We puny humans know when something feels off. A sun in the wrong position, shadows that don’t match the backdrop. These things undermine confidence in the image and, by extension, in the application.
None of this is new thinking. Accurate sun position and verified camera placement have always been best practice in planning visualisation. What’s changed is the ability to act on that thinking consistently, or rather the opportunity to build tools to enable that readily.
The real value of working with Claude isn’t the specific scripts we built. It’s that things which used to require either a significant time investment or careful manual discipline on every job are now just part of how the pipeline works. The sun position is set correctly because the process sets it correctly. The camera data transfers without transcription errors because the script handles it.

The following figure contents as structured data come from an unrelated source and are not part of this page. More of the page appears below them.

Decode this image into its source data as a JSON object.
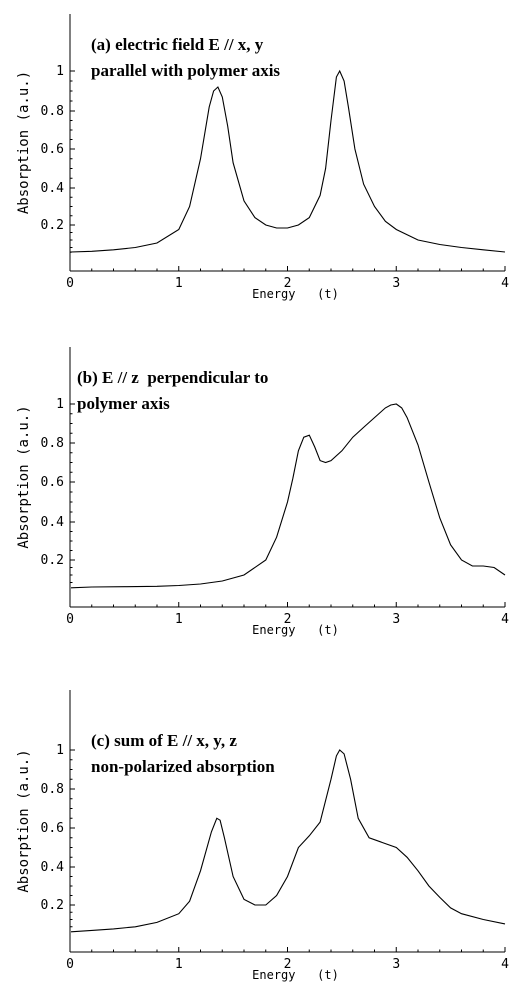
{
  "chart_data": [
    {
      "type": "line",
      "panel": "a",
      "annotation": [
        "(a) electric field E // x, y",
        "parallel with polymer axis"
      ],
      "xlabel": "Energy   (t)",
      "ylabel": "Absorption (a.u.)",
      "xlim": [
        0,
        4
      ],
      "ylim": [
        0,
        1.05
      ],
      "xticks": [
        "0",
        "1",
        "2",
        "3",
        "4"
      ],
      "yticks": [
        "0.2",
        "0.4",
        "0.6",
        "0.8",
        "1"
      ],
      "series": [
        {
          "x": [
            -0.05,
            0.0,
            0.2,
            0.4,
            0.6,
            0.8,
            1.0,
            1.1,
            1.2,
            1.28,
            1.32,
            1.36,
            1.4,
            1.45,
            1.5,
            1.6,
            1.7,
            1.8,
            1.9,
            2.0,
            2.1,
            2.2,
            2.3,
            2.35,
            2.4,
            2.45,
            2.48,
            2.52,
            2.56,
            2.62,
            2.7,
            2.8,
            2.9,
            3.0,
            3.2,
            3.4,
            3.6,
            3.8,
            4.0
          ],
          "y": [
            0.015,
            0.02,
            0.025,
            0.035,
            0.05,
            0.08,
            0.17,
            0.3,
            0.55,
            0.82,
            0.9,
            0.92,
            0.87,
            0.72,
            0.53,
            0.33,
            0.24,
            0.2,
            0.18,
            0.18,
            0.2,
            0.24,
            0.36,
            0.5,
            0.75,
            0.97,
            1.0,
            0.95,
            0.82,
            0.6,
            0.42,
            0.3,
            0.22,
            0.17,
            0.1,
            0.07,
            0.05,
            0.035,
            0.02
          ]
        }
      ]
    },
    {
      "type": "line",
      "panel": "b",
      "annotation": [
        "(b) E // z  perpendicular to",
        "polymer axis"
      ],
      "xlabel": "Energy   (t)",
      "ylabel": "Absorption (a.u.)",
      "xlim": [
        0,
        4
      ],
      "ylim": [
        0,
        1.05
      ],
      "xticks": [
        "0",
        "1",
        "2",
        "3",
        "4"
      ],
      "yticks": [
        "0.2",
        "0.4",
        "0.6",
        "0.8",
        "1"
      ],
      "series": [
        {
          "x": [
            -0.05,
            0.2,
            0.5,
            0.8,
            1.0,
            1.2,
            1.4,
            1.6,
            1.8,
            1.9,
            2.0,
            2.05,
            2.1,
            2.15,
            2.2,
            2.25,
            2.3,
            2.35,
            2.4,
            2.5,
            2.6,
            2.7,
            2.8,
            2.9,
            2.95,
            3.0,
            3.05,
            3.1,
            3.2,
            3.3,
            3.4,
            3.5,
            3.6,
            3.7,
            3.8,
            3.9,
            4.0
          ],
          "y": [
            0.015,
            0.02,
            0.022,
            0.025,
            0.03,
            0.04,
            0.06,
            0.1,
            0.2,
            0.32,
            0.5,
            0.62,
            0.76,
            0.83,
            0.84,
            0.78,
            0.71,
            0.7,
            0.71,
            0.76,
            0.83,
            0.88,
            0.93,
            0.98,
            0.995,
            1.0,
            0.98,
            0.93,
            0.79,
            0.6,
            0.42,
            0.28,
            0.2,
            0.16,
            0.16,
            0.15,
            0.1
          ]
        }
      ]
    },
    {
      "type": "line",
      "panel": "c",
      "annotation": [
        "(c) sum of E // x, y, z",
        "non-polarized absorption"
      ],
      "xlabel": "Energy   (t)",
      "ylabel": "Absorption (a.u.)",
      "xlim": [
        0,
        4
      ],
      "ylim": [
        0,
        1.05
      ],
      "xticks": [
        "0",
        "1",
        "2",
        "3",
        "4"
      ],
      "yticks": [
        "0.2",
        "0.4",
        "0.6",
        "0.8",
        "1"
      ],
      "series": [
        {
          "x": [
            -0.05,
            0.2,
            0.4,
            0.6,
            0.8,
            1.0,
            1.1,
            1.2,
            1.3,
            1.35,
            1.38,
            1.42,
            1.5,
            1.6,
            1.7,
            1.8,
            1.9,
            2.0,
            2.1,
            2.2,
            2.3,
            2.4,
            2.45,
            2.48,
            2.52,
            2.58,
            2.65,
            2.75,
            2.9,
            3.0,
            3.1,
            3.2,
            3.3,
            3.4,
            3.5,
            3.6,
            3.8,
            4.0
          ],
          "y": [
            0.015,
            0.025,
            0.035,
            0.05,
            0.08,
            0.14,
            0.22,
            0.38,
            0.58,
            0.65,
            0.64,
            0.55,
            0.35,
            0.23,
            0.2,
            0.2,
            0.25,
            0.35,
            0.5,
            0.56,
            0.63,
            0.85,
            0.97,
            1.0,
            0.98,
            0.85,
            0.65,
            0.55,
            0.52,
            0.5,
            0.45,
            0.38,
            0.3,
            0.24,
            0.18,
            0.14,
            0.1,
            0.07
          ]
        }
      ]
    }
  ]
}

One last thing. I’m not entirely comfortable about the energy cost of running these models (the data centres, the cooling, the infrastructure behind even a simple query), and I don’t think that should be brushed past. I don’t have a tidy answer to it, and for now I use these tools sparingly.
The productivity gains are real. But consistency is the more significant thing, and I can’t ignore it. I guess the optimist in me hopes the energy and resource questions can be solved effectively, no doubt with the assistance of the AI tools themselves.
For now at least, no more ‘fat fingers’ when copying and pasting.